KALDI：apply-cmvn-sliding

pytorch / audio

Data manipulation and transformation for audio signal processing, powered by PyTorch

https://pytorch.org/audio

BSD 2-Clause "Simplified" License

2.53k stars 651 forks source link

KALDI：apply-cmvn-sliding #535

Closed wanglong001 closed 4 years ago

wanglong001 commented 4 years ago

🚀 Feature

Apply sliding-window cepstral mean (and optionally variance) normalization per utterance.

Motivation

Acoustic features are extracted based on Kaldi. I want to use torchaudio instead, but there is no cmvn， I wrote a torch version of cmvn according to Kaldi

stonelazy commented 3 years ago

Dear @wanglong001 I fail to understand where exactly we would be making use of torchaudio.transforms.SlidingWindowCmn is it to normalize the output of STFT/MFCC at a window level ?
Would it be possible for you to explain on this ? Am not familiar with Kaldi.
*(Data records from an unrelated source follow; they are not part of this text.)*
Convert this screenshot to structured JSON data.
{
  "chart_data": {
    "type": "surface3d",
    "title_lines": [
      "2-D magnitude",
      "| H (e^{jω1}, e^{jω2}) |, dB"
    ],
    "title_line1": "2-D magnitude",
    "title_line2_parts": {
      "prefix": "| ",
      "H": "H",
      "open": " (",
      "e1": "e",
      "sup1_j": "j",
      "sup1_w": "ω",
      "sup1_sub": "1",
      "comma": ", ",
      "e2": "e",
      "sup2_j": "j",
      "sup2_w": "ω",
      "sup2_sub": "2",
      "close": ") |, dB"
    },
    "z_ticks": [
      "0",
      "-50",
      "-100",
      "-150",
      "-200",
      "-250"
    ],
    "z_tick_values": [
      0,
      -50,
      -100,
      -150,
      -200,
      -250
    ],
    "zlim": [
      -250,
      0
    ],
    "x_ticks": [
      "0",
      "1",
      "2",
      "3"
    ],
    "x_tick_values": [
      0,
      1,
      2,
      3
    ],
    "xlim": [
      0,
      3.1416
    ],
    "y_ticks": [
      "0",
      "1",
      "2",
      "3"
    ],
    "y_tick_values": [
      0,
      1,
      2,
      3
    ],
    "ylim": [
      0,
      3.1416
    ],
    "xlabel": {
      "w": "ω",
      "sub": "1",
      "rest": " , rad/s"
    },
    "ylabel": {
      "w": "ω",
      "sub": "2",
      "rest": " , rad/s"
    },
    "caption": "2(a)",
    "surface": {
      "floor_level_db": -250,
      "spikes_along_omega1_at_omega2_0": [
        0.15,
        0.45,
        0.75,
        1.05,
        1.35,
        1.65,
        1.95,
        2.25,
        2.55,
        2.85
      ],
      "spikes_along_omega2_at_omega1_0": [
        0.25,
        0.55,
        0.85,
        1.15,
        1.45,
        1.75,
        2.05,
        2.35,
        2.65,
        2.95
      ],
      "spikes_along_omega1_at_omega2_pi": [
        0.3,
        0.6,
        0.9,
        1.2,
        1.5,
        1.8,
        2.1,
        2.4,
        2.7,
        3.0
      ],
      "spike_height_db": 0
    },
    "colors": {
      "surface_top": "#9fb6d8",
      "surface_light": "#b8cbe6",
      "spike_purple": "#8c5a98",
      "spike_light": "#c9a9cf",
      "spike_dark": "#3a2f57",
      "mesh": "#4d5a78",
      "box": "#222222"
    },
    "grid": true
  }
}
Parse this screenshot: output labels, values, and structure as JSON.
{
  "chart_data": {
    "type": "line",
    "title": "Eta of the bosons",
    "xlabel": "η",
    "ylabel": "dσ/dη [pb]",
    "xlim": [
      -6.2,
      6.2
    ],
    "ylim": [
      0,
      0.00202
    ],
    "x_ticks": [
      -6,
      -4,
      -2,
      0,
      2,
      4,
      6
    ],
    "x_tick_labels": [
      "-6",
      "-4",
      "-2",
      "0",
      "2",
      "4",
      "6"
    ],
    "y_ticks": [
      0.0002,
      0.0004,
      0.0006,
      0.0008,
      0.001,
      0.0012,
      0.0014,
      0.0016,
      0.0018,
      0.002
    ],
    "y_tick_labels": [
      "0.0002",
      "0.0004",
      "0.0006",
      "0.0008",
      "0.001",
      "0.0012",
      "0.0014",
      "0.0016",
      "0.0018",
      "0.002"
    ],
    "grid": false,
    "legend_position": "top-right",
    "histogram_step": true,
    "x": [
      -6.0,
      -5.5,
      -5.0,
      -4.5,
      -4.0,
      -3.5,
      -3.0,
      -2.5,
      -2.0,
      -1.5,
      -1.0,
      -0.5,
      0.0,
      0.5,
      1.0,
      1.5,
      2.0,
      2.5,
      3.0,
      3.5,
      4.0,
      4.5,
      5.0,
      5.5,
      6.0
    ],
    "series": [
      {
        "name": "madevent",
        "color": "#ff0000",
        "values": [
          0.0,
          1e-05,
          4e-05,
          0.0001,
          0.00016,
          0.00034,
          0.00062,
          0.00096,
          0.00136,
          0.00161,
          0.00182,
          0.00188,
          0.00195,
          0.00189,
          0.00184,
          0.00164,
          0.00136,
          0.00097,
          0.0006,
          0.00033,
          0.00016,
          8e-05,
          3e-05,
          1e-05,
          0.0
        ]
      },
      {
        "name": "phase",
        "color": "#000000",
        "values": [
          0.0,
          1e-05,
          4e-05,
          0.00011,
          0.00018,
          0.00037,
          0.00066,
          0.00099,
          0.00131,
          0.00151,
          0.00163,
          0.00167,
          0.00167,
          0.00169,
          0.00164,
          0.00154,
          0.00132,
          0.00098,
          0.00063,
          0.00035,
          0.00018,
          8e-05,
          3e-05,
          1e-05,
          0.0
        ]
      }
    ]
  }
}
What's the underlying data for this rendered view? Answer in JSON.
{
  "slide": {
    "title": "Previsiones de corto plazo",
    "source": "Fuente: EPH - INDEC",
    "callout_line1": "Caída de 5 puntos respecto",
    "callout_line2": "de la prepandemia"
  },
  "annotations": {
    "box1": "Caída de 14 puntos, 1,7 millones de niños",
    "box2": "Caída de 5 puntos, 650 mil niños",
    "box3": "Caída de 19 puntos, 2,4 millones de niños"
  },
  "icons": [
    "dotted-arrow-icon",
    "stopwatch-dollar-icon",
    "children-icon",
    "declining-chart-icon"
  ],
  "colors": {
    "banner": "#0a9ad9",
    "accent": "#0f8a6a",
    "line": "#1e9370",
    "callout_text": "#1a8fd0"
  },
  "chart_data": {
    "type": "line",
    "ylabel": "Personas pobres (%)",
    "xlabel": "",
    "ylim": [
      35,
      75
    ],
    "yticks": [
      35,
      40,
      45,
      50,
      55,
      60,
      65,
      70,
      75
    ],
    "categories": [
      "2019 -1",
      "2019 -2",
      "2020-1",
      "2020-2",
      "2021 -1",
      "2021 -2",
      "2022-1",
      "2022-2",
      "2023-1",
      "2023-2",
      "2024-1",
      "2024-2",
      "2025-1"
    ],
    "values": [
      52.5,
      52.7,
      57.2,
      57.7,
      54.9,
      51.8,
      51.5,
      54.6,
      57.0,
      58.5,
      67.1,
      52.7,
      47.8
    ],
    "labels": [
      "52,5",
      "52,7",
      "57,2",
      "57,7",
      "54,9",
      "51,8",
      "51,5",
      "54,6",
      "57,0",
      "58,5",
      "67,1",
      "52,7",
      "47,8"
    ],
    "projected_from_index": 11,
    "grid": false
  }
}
wanglong001 commented 3 years ago

Dear @wanglong001 I fail to understand where exactly we would be making use of torchaudio.transforms.SlidingWindowCmn is it to normalize the output of STFT/MFCC at a window level ? Would it be possible for you to explain on this ? Am not familiar with Kaldi.

Yes, normalize the output of cepstral (STFT/MFCC...) at a window level, Mainly to reduce the impact of environmental noise.

https://kaldi-asr.org/doc/apply-cmvn-sliding_8cc.html